Competitivismo, produttività sono oggi concetti non più acriticamente accettati ed è ozioso in questa sede giudicare se sono in crisi perché non sono mai stati saldi o perché si mostrano adeguati alla domanda di nuovo che viene dal paese e innanzitutto dalle masse femminili. Questo è un discorso che riguarda la teoria, il dibattito culturale e sfiora soltanto la sostanza della battaglia politica. Sarebbe un errore, una grande superficialità per esempio voler vedere nelle affermazioni e nelle risposte delle donne intervistate da Maricla Boggio soltanto il fallimento del modello capitalistico della società e di tutte le situazioni che la animano. Il discorso invece è un altro e ben più esaltante poiché non riveste soltanto il carattere della denuncia di un fallimento ma apre prospettive tutte nuove. I personaggi della boggio non chiedono ovviamente perdono, o tolleranza alla società: dalle loro parole emerge qualcosa di segno tutto opposto, emerge la sfida che queste donne muovono dai loro ghetti a questa società. In questo senso – e non vuol essere un’espressione retorica - le “ragazze madri” si presentano come alcune delle protagoniste del grande scontro per il cambiamento nel quale le masse femminili occupano oggi una collocazione centrale.
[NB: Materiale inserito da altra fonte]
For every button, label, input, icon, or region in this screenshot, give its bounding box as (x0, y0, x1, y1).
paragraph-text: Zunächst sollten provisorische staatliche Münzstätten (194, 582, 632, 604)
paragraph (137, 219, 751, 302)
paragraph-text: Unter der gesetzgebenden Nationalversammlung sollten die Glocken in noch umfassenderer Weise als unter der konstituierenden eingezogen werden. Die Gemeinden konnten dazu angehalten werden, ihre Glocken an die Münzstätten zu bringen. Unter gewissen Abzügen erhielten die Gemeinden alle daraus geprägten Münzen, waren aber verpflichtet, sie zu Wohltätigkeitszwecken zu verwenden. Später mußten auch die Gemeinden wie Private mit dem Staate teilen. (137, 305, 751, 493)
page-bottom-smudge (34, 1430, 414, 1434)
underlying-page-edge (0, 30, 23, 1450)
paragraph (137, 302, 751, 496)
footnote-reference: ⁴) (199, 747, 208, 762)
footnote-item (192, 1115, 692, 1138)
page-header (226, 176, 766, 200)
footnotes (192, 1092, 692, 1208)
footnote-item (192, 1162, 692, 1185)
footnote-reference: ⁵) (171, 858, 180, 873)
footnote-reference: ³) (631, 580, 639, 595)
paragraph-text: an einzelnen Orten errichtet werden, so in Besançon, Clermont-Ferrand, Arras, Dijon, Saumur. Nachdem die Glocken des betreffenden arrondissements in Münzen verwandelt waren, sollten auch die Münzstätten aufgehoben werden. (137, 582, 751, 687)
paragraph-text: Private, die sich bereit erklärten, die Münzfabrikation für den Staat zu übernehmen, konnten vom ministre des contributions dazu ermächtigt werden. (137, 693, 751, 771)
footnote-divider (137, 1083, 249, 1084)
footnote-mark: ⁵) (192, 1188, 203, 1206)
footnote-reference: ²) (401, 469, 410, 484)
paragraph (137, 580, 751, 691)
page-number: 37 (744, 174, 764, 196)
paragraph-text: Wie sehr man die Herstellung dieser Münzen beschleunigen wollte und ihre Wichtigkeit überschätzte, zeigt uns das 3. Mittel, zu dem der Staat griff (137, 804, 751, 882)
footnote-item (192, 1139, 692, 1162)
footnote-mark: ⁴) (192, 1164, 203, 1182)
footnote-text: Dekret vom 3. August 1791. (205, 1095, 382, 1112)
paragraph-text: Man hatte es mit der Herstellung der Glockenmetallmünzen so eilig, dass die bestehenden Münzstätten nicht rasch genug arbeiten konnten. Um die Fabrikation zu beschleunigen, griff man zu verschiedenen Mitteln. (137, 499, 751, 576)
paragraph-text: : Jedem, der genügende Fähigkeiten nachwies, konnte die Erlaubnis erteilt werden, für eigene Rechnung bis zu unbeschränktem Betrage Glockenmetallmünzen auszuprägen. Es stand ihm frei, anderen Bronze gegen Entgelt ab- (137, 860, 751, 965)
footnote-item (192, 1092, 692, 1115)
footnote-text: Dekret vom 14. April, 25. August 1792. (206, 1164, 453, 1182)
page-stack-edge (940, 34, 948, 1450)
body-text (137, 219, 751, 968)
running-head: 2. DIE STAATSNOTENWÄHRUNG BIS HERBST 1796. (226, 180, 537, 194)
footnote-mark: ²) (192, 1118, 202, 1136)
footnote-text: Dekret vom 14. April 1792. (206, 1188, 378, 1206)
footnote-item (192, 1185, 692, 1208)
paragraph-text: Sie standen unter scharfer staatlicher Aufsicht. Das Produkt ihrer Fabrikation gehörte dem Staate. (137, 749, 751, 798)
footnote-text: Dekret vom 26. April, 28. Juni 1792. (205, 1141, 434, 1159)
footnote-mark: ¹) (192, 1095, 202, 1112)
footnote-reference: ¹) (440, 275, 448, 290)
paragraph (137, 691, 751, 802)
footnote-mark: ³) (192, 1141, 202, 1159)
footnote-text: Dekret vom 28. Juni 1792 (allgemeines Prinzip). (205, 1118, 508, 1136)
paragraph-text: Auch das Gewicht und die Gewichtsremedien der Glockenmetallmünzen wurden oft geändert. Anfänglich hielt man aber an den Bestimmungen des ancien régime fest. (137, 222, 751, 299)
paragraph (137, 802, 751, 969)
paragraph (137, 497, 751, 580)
Forse è un caso, ma molto più probabilmente è la manifestazione di qualcosa di più profondo e significativo: questo libro esce in un momento nel quale si acuisce e aumenta nel nostro paese la febbre delle libertà civili. Nel momento cioè nel quale si è colto in tutto il suo valore il legame tra diritti civili e democrazia, l’identificazione tra l’allargamento dei primi e lo sviluppo della seconda. L’Italia che un anno fa ha detto no all’abrogazione del divorzio, oggi dice sì all’aborto, ma dice anche sì alla possibilità effettiva di non abortire: reclama cioè non solo una società più moderna, ma soprattutto una società più giusta, fondata su valori che possano garantire una rigenerazione permanente dei criteri, delle ragioni ideali e culturali per le quali una società può definirsi moderna e civile. Dal libro della Boggio tutto questo viene fuori con forza e soprattutto emerge un grande contributo all’impegno di quanti verificano e ravvivano la propria scelta di rinnovamento non tanto sulla base della consapevolezza e della denuncia del vecchio quanto di una volontà coerente di costruire il nuovo.